Enhancing multiphoton rates with quantum memories

TL;DR

This paper analyzes how quantum memories can significantly increase the production rates of multiphoton states in optical quantum information processing, addressing the limitations of current non-deterministic photon sources.

Contribution

It provides a detailed analysis of the benefits of quantum memories, highlighting the importance of the efficiency and time-bandwidth product for enhancing multiphoton generation.

Findings

Quantum memories can boost multiphoton production rates by many orders of magnitude.

The figure of merit ηB (efficiency times time-bandwidth product) is crucial for performance.

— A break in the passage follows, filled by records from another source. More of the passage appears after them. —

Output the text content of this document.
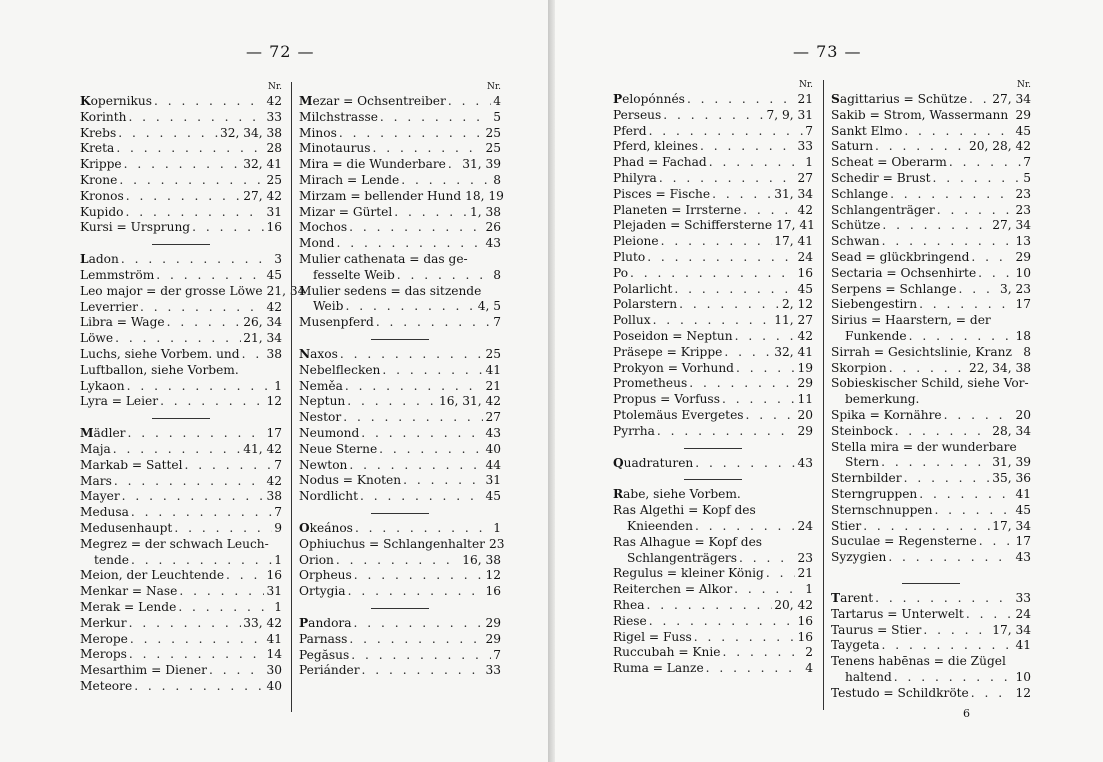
— 72 —
Nr.
Kopernikus . . .	42
Korinth . . .	33
Krebs . . .	32, 34, 38
Kreta . . .	28
Krippe . . .	32, 41
Krone . . .	25
Kronos . . .	27, 42
Kupido . . .	31
Kursi = Ursprung . . .	16
Ladon . . .	3
Lemmström . . .	45
Leo major = der grosse Löwe 21, 34
Leverrier . . .	42
Libra = Wage . . .	26, 34
Löwe . . .	21, 34
Luchs, siehe Vorbem. und . . . 38
Luftballon, siehe Vorbem.
Lykaon . . .	1
Lyra = Leier . . .	12
Mädler . . .	17
Maja . . .	41, 42
Markab = Sattel . . .	7
Mars . . .	42
Mayer . . .	38
Medusa . . .	7
Medusenhaupt . . .	9
Megrez = der schwach Leuch-
tende . . .	1
Meion, der Leuchtende . . .	16
Menkar = Nase . . .	31
Merak = Lende . . .	1
Merkur . . .	33, 42
Merope . . .	41
Merops . . .	14
Mesarthim = Diener . . .	30
Meteore . . .	40
Nr.
Mezar = Ochsentreiber . . .	4
Milchstrasse . . .	5
Minos . . .	25
Minotaurus . . .	25
Mira = die Wunderbare . . . 31, 39
Mirach = Lende . . .	8
Mirzam = bellender Hund 18, 19
Mizar = Gürtel . . .	1, 38
Mochos . . .	26
Mond . . .	43
Mulier cathenata = das ge-
fesselte Weib . . .	8
Mulier sedens = das sitzende
Weib . . .	4, 5
Musenpferd . . .	7
Naxos . . .	25
Nebelflecken . . .	41
Neměa . . .	21
Neptun . . .	16, 31, 42
Nestor . . .	27
Neumond . . .	43
Neue Sterne . . .	40
Newton . . .	44
Nodus = Knoten . . .	31
Nordlicht . . .	45
Okeános . . .	1
Ophiuchus = Schlangenhalter 23
Orion . . .	16, 38
Orpheus . . .	12
Ortygia . . .	16
Pandora . . .	29
Parnass . . .	29
Pegăsus . . .	7
Periánder . . .	33
— 73 —
Nr.
Pelopónnés . . .	21
Perseus . . .	7, 9, 31
Pferd . . .	7
Pferd, kleines . . .	33
Phad = Fachad . . .	1
Philyra . . .	27
Pisces = Fische . . .	31, 34
Planeten = Irrsterne . . .	42
Plejaden = Schiffersterne 17, 41
Pleione . . .	17, 41
Pluto . . .	24
Po . . .	16
Polarlicht . . .	45
Polarstern . . .	2, 12
Pollux . . .	11, 27
Poseidon = Neptun . . .	42
Präsepe = Krippe . . .	32, 41
Prokyon = Vorhund . . .	19
Prometheus . . .	29
Propus = Vorfuss . . .	11
Ptolemäus Evergetes . . .	20
Pyrrha . . .	29
Quadraturen . . .	43
Rabe, siehe Vorbem.
Ras Algethi = Kopf des
Knieenden . . .	24
Ras Alhague = Kopf des
Schlangenträgers . . .	23
Regulus = kleiner König . . .	21
Reiterchen = Alkor . . .	1
Rhea . . .	20, 42
Riese . . .	16
Rigel = Fuss . . .	16
Ruccubah = Knie . . .	2
Ruma = Lanze . . .	4
Nr.
Sagittarius = Schütze . . . 27, 34
Sakib = Strom, Wassermann 29
Sankt Elmo . . .	45
Saturn . . .	20, 28, 42
Scheat = Oberarm . . .	7
Schedir = Brust . . .	5
Schlange . . .	23
Schlangenträger . . .	23
Schütze . . .	27, 34
Schwan . . .	13
Sead = glückbringend . . .	29
Sectaria = Ochsenhirte . . .	10
Serpens = Schlange . . .	3, 23
Siebengestirn . . .	17
Sirius = Haarstern, = der
Funkende . . .	18
Sirrah = Gesichtslinie, Kranz 8
Skorpion . . .	22, 34, 38
Sobieskischer Schild, siehe Vor-
bemerkung.
Spika = Kornähre . . .	20
Steinbock . . .	28, 34
Stella mira = der wunderbare
Stern . . .	31, 39
Sternbilder . . .	35, 36
Sterngruppen . . .	41
Sternschnuppen . . .	45
Stier . . .	17, 34
Suculae = Regensterne . . .	17
Syzygien . . .	43
Tarent . . .	33
Tartarus = Unterwelt . . .	24
Taurus = Stier . . .	17, 34
Taygeta . . .	41
Tenens habēnas = die Zügel
haltend . . .	10
Testudo = Schildkröte . . .	12
6
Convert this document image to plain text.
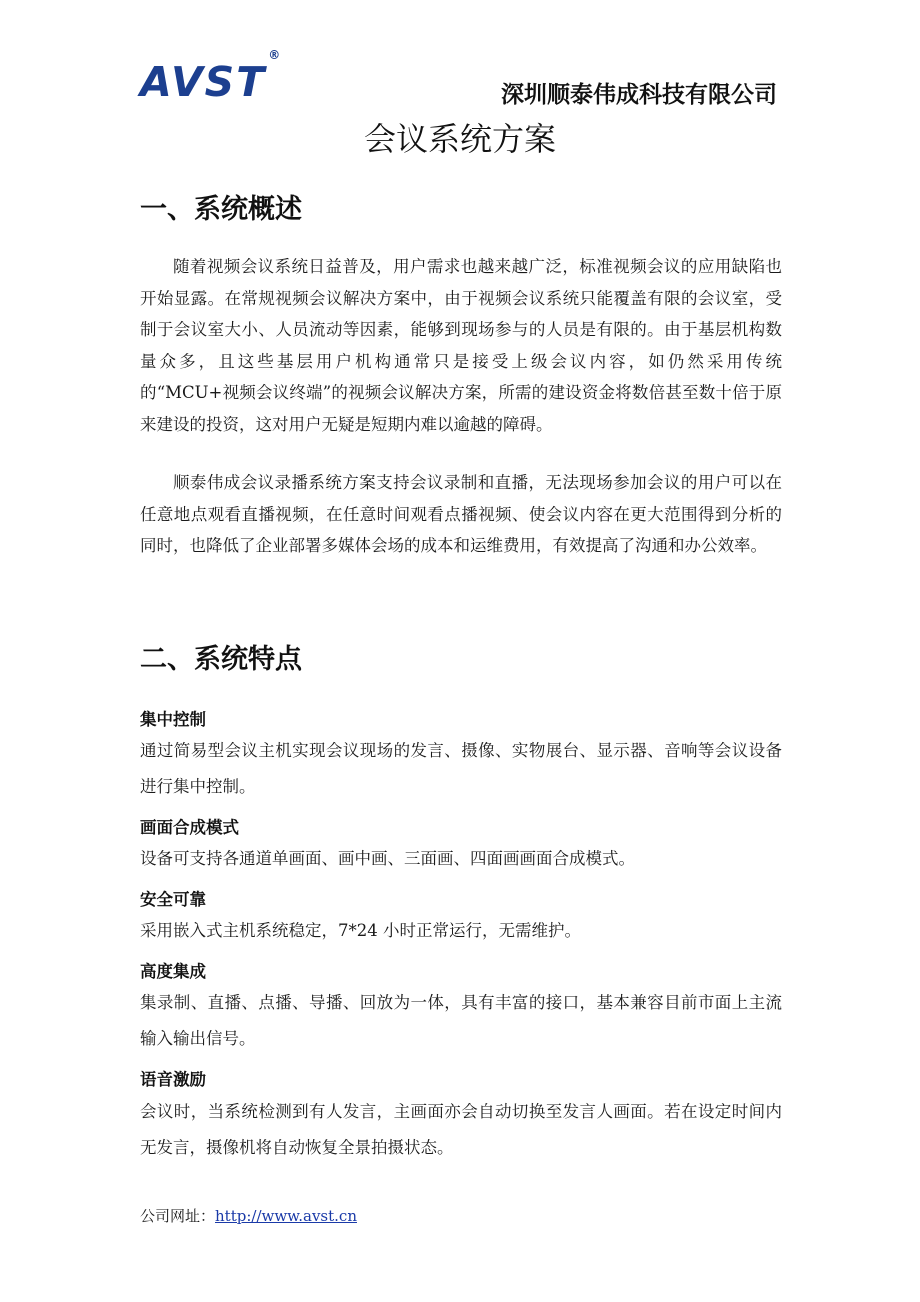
AVST®
深圳顺泰伟成科技有限公司
会议系统方案
一、系统概述

随着视频会议系统日益普及，用户需求也越来越广泛，标准视频会议的应用缺陷也开始显露。在常规视频会议解决方案中，由于视频会议系统只能覆盖有限的会议室，受制于会议室大小、人员流动等因素，能够到现场参与的人员是有限的。由于基层机构数量众多，且这些基层用户机构通常只是接受上级会议内容，如仍然采用传统的“MCU+视频会议终端”的视频会议解决方案，所需的建设资金将数倍甚至数十倍于原来建设的投资，这对用户无疑是短期内难以逾越的障碍。

顺泰伟成会议录播系统方案支持会议录制和直播，无法现场参加会议的用户可以在任意地点观看直播视频，在任意时间观看点播视频、使会议内容在更大范围得到分析的同时，也降低了企业部署多媒体会场的成本和运维费用，有效提高了沟通和办公效率。

二、系统特点
集中控制

通过简易型会议主机实现会议现场的发言、摄像、实物展台、显示器、音响等会议设备进行集中控制。

画面合成模式

设备可支持各通道单画面、画中画、三面画、四面画画面合成模式。

安全可靠

采用嵌入式主机系统稳定，7*24 小时正常运行，无需维护。

高度集成

集录制、直播、点播、导播、回放为一体，具有丰富的接口，基本兼容目前市面上主流输入输出信号。

语音激励

会议时，当系统检测到有人发言，主画面亦会自动切换至发言人画面。若在设定时间内无发言，摄像机将自动恢复全景拍摄状态。

公司网址：http://www.avst.cn
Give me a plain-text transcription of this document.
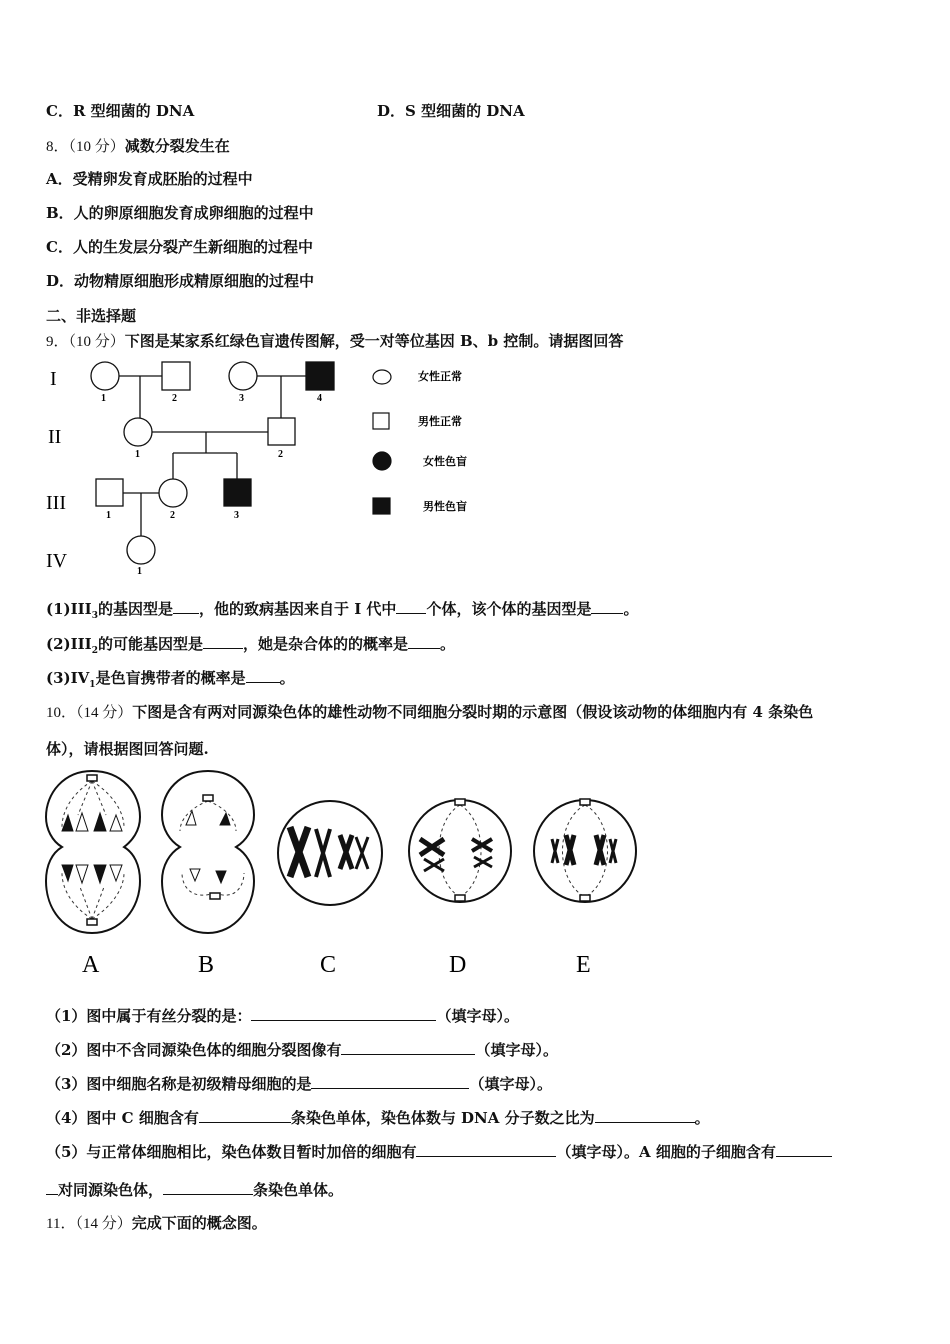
C．R 型细菌的 DNA	D．S 型细菌的 DNA
8．（10 分）减数分裂发生在
A．受精卵发育成胚胎的过程中
B．人的卵原细胞发育成卵细胞的过程中
C．人的生发层分裂产生新细胞的过程中
D．动物精原细胞形成精原细胞的过程中
二、非选择题
9．（10 分）下图是某家系红绿色盲遗传图解，受一对等位基因 B、b 控制。请据图回答
I
II
III
IV
1	2	3	4
1	2
1	2	3
1
女性正常
男性正常
女性色盲
男性色盲
$(1)III_3$的基因型是 ，他的致病基因来自于 I 代中 个体，该个体的基因型是 。
$(2)III_2$的可能基因型是	，她是杂合体的的概率是 。
$(3)IV_1$是色盲携带者的概率是 。
10．（14 分）下图是含有两对同源染色体的雄性动物不同细胞分裂时期的示意图（假设该动物的体细胞内有 4 条染色
体），请根据图回答问题.
A	B	C	D	E
（1）图中属于有丝分裂的是：	（填字母）。
（2）图中不含同源染色体的细胞分裂图像有	（填字母）。
（3）图中细胞名称是初级精母细胞的是	（填字母）。
（4）图中 C 细胞含有	条染色单体，染色体数与 DNA 分子数之比为	。
（5）与正常体细胞相比，染色体数目暂时加倍的细胞有	（填字母）。A 细胞的子细胞含有
对同源染色体，	条染色单体。
11．（14 分）完成下面的概念图。
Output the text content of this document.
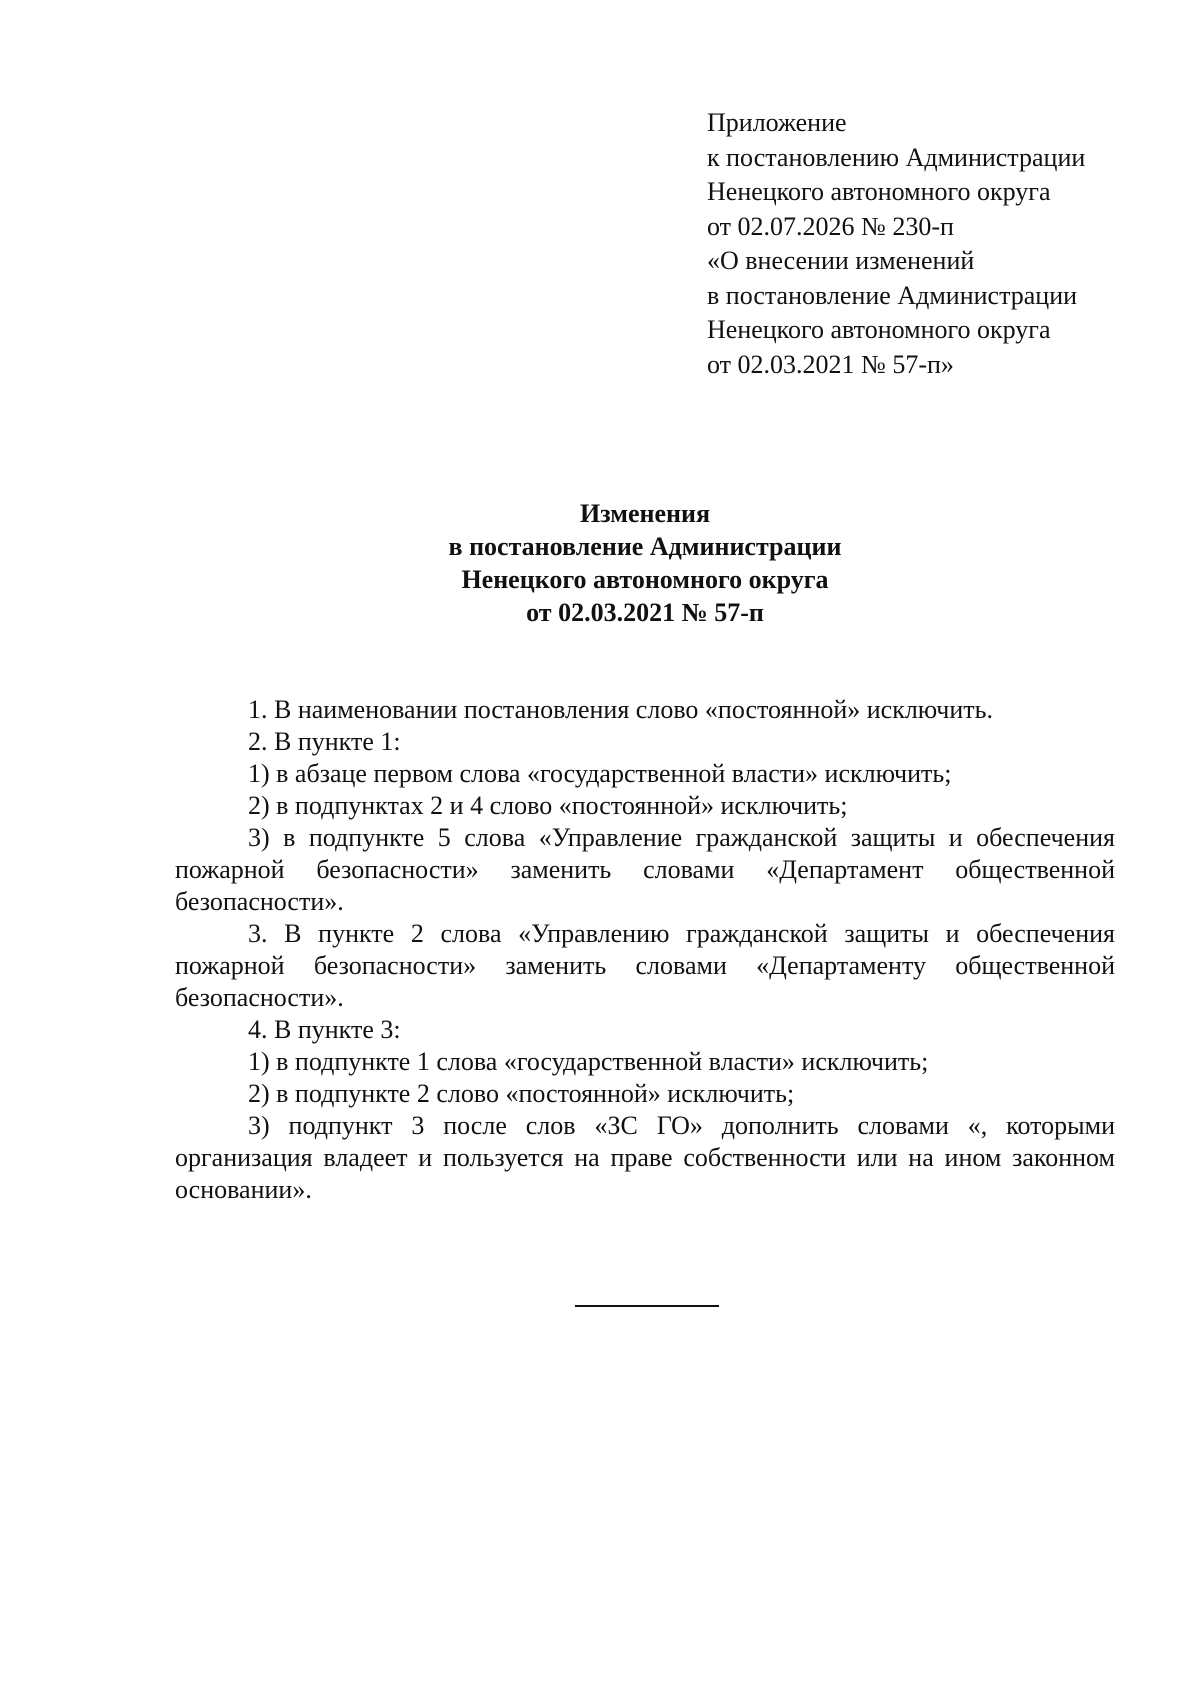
Приложение
к постановлению Администрации
Ненецкого автономного округа
от 02.07.2026 № 230-п
«О внесении изменений
в постановление Администрации
Ненецкого автономного округа
от 02.03.2021 № 57-п»
Изменения
в постановление Администрации
Ненецкого автономного округа
от 02.03.2021 № 57-п

1. В наименовании постановления слово «постоянной» исключить.

2. В пункте 1:

1) в абзаце первом слова «государственной власти» исключить;

2) в подпунктах 2 и 4 слово «постоянной» исключить;

3) в подпункте 5 слова «Управление гражданской защиты и обеспечения пожарной безопасности» заменить словами «Департамент общественной безопасности».

3. В пункте 2 слова «Управлению гражданской защиты и обеспечения пожарной безопасности» заменить словами «Департаменту общественной безопасности».

4. В пункте 3:

1) в подпункте 1 слова «государственной власти» исключить;

2) в подпункте 2 слово «постоянной» исключить;

3) подпункт 3 после слов «ЗС ГО» дополнить словами «, которыми организация владеет и пользуется на праве собственности или на ином законном основании».
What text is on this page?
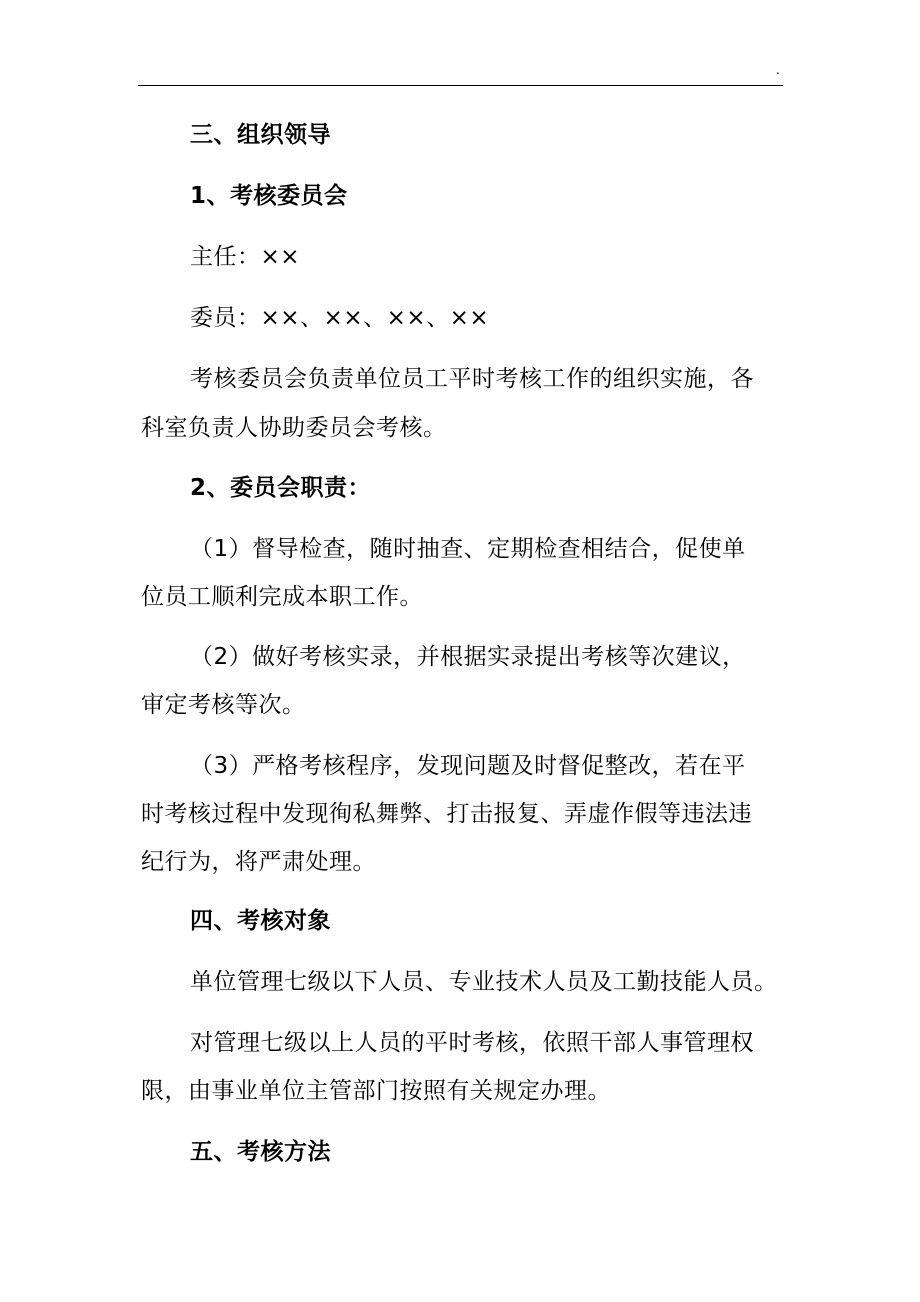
.
三、组织领导
1、考核委员会
主任：××
委员：××、××、××、××
考核委员会负责单位员工平时考核工作的组织实施，各
科室负责人协助委员会考核。
2、委员会职责：
（1）督导检查，随时抽查、定期检查相结合，促使单
位员工顺利完成本职工作。
（2）做好考核实录，并根据实录提出考核等次建议，
审定考核等次。
（3）严格考核程序，发现问题及时督促整改，若在平
时考核过程中发现徇私舞弊、打击报复、弄虚作假等违法违
纪行为，将严肃处理。
四、考核对象
单位管理七级以下人员、专业技术人员及工勤技能人员。
对管理七级以上人员的平时考核，依照干部人事管理权
限，由事业单位主管部门按照有关规定办理。
五、考核方法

Enhanced rates can mitigate the scalability issues in optical quantum computing.

Abstract

Single photons are a vital resource for optical quantum information processing. Efficient and deterministic single photon sources do not yet exist, however. To date, experimental demonstrations of quantum processing primitives have been implemented using non-deterministic sources combined with heralding and/or postselection. Unfortunately, even for eight photons, the data rates are already so low as to make most experiments impracticable. It is well known that quantum memories, capable of storing photons until they are needed, are a potential solution to this `scaling catastrophe'. Here, we analyze in detail the benefits of quantum memories for producing multiphoton states, showing how the production rates can be enhanced by many orders of magnitude. We identify the quantity $\eta B$ as the most important figure of merit in this connection, where $\eta$ and $B$ are the efficiency and time-bandwidth product of the memories, respectively.